The levels of interleukins IL-1ra, IL-1α, VEGF, and IL-6 were compared between the groups using the following methods: Gender: the χ² test for independence in contingency tables. Age: a parametric ANOVA. Expanded Disability Status Scale between MS patient groups: a parametric t-test. Post hoc pairwise comparison: parametric testing using a t-test with Tukey correction for the false discovery rate.

4.7. Logistic Regression Analysis

A logistic regression analysis was conducted to predict group membership based on the levels of interleukins IL-1ra, IL-1α, VEGF, and IL-6. The analysis utilized a Generalized Linear Model (GLM) with a binomial family and logit link function. The method employed was Iteratively Reweighted Least Squares (IRLS), and the model was non-robust. The regression model included covariates such as age, gender, EDSS, and disease duration.

4.8. Multiple Testing and Significance Level

All p-values were corrected for multiple testing using the Benjamini–Hochberg procedure. Statistical significance was defined at the 5% level using a two-tailed alternative hypothesis.

4.9. Software

All statistical computations were performed using Python libraries Numpy, Statmodels, and Pandas (Python version 3.10.9) [22].

5. Conclusions

Our comprehensive study on MS has yielded significant insights into the demographic and clinical characteristics of MS patients, highlighting the role of cytokines and treatment regimens in disease progression. The predominance of women and the varied stages of disease progression within our study group underscores the complexity of MS. We observed that treatments like fingolimod and interferon are key components in managing MS, reflecting the need for personalized treatment approaches. Our findings on cytokine levels, particularly IL-1ra, IL-1α, VEGF, and IL-6, suggest their potential as biomarkers and their role in the pathophysiology of MS. The results show that patients with fMS after stimulation show the highest levels of all tested analytes of the compared groups, except for VEGF, where the level was, on the contrary, the lowest. However, while VEGF levels remained without statistically significant changes, in the case of IL-6, a higher concentration was evident in this group of patients, both compared to HC and patients with pMS. The group of patients with fMS also showed statistically significantly higher levels of the cytokine IL-1α and its receptor antagonist than the compared groups.
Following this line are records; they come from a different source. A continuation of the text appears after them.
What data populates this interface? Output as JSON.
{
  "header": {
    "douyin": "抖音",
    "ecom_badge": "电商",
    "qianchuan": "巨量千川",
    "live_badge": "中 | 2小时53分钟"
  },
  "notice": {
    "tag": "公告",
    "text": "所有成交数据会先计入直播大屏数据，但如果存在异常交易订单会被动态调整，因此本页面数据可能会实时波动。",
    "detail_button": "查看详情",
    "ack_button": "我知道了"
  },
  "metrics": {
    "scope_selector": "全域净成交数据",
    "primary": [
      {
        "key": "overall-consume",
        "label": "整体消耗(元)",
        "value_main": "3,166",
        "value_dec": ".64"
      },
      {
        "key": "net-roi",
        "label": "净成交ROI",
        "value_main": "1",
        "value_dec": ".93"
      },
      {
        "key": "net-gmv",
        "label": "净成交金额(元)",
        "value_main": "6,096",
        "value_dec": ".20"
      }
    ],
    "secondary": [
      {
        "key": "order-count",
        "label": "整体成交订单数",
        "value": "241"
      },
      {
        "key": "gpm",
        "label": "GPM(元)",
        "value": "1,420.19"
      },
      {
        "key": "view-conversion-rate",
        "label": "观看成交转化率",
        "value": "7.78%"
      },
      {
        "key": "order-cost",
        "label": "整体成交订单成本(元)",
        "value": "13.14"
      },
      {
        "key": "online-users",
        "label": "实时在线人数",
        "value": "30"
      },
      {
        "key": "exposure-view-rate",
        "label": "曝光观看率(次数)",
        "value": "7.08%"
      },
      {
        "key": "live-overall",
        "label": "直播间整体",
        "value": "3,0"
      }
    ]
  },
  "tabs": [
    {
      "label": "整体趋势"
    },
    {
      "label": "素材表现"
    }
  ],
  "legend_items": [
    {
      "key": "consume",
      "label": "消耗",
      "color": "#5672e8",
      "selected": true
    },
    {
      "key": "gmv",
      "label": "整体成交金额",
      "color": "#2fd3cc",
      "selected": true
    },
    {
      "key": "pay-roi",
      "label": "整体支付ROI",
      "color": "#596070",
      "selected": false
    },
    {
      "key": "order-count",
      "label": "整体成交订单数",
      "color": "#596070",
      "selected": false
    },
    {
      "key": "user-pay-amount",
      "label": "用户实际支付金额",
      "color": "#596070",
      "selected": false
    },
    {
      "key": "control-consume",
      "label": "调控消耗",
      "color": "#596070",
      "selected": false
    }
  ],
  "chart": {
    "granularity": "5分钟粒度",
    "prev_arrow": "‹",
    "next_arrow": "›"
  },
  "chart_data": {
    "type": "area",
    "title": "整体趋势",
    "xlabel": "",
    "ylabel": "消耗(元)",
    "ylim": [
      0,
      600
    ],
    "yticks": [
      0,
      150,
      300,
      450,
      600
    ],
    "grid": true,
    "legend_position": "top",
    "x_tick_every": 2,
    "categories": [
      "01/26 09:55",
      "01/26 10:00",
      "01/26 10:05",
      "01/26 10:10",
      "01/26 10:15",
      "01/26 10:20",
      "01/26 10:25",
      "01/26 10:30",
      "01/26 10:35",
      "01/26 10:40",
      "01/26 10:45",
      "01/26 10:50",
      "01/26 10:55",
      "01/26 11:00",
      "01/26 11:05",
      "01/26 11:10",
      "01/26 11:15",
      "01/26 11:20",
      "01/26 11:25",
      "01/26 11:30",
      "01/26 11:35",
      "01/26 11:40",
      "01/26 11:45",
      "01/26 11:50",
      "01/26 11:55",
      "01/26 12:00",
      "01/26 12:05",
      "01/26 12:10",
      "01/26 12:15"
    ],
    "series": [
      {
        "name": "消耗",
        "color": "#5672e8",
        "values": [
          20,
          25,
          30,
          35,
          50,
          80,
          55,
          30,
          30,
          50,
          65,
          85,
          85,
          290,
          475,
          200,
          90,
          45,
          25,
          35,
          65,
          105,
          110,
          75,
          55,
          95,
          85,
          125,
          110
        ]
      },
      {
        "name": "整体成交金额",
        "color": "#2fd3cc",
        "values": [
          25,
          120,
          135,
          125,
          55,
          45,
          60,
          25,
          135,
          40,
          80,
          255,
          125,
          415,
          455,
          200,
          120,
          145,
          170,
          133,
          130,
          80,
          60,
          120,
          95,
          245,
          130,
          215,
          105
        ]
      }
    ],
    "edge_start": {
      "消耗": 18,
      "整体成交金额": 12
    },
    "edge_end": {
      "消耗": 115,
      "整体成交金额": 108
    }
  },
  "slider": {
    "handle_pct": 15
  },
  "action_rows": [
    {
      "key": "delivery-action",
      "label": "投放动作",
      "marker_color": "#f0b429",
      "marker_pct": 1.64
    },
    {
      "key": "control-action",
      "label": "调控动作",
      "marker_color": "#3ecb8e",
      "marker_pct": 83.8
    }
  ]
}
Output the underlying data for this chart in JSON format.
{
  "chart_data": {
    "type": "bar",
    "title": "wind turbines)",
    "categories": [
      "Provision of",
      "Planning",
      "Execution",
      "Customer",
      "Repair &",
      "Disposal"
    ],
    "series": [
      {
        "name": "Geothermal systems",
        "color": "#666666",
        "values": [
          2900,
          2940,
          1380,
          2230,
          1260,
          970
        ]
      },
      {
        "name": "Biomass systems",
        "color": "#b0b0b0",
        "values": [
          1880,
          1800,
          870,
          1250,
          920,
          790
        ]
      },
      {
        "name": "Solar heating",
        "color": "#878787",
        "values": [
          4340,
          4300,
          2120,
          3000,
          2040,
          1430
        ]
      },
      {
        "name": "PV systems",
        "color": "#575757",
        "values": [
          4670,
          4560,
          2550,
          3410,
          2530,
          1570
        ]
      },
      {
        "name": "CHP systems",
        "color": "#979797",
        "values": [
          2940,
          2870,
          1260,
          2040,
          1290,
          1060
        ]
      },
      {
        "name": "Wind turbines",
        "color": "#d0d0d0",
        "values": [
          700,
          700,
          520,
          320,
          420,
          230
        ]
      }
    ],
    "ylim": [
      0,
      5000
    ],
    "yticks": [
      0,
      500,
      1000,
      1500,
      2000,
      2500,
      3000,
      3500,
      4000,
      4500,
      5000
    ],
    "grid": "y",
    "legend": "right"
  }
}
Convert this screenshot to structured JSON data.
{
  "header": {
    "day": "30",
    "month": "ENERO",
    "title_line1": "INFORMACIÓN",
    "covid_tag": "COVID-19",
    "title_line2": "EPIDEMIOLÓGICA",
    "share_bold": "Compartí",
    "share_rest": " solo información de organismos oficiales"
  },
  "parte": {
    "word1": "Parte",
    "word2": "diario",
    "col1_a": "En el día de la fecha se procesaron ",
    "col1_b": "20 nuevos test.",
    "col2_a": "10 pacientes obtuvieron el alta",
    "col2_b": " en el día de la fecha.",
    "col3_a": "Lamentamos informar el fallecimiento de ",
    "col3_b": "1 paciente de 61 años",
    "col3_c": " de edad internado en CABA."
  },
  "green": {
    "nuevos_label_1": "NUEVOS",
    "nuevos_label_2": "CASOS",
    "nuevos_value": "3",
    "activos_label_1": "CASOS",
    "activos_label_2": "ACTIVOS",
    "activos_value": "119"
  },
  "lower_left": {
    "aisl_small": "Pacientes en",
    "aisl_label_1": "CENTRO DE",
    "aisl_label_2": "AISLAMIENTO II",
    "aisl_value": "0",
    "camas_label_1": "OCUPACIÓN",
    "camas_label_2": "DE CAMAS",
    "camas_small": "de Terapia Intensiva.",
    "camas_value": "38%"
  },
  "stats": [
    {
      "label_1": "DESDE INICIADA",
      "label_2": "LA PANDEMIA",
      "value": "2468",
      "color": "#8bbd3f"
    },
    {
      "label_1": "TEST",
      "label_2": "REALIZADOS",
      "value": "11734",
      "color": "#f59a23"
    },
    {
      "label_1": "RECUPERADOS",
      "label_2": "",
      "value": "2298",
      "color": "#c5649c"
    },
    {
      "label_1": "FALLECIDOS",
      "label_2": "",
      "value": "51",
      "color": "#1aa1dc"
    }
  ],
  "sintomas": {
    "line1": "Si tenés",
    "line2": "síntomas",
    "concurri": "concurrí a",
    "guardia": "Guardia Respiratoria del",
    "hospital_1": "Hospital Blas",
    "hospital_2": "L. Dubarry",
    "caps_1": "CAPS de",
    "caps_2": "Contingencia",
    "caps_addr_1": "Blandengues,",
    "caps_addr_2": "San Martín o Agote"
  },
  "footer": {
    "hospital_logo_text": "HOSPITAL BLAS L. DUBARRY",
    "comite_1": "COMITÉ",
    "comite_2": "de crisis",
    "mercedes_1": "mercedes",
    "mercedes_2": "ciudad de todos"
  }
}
However, this difference was also noticeable between HC and pMS. While IL-1 receptor antagonist production is lower in HC than pMS, the production of IL-1α alone is statistically higher. It is evident from the results that the cytokine profile of the patients, or rather the ability of cytokine production after the non-specific stimulation of their immunity, is significantly influenced by the selected treatment approach and the state of the disease. From an immunological point of view, it appears to be good news that the significantly manipulated immune system of patients with fMS is still capable of a significant response to stimulation, and it can, thus, be assumed that it does not remain defenseless even in case of possible infection. Likewise, the fact that the reactivity of pMS patients who have not received significantly immune-compromising treatment is not objectively dramatically worse than the reactivity of HC appears to be a success.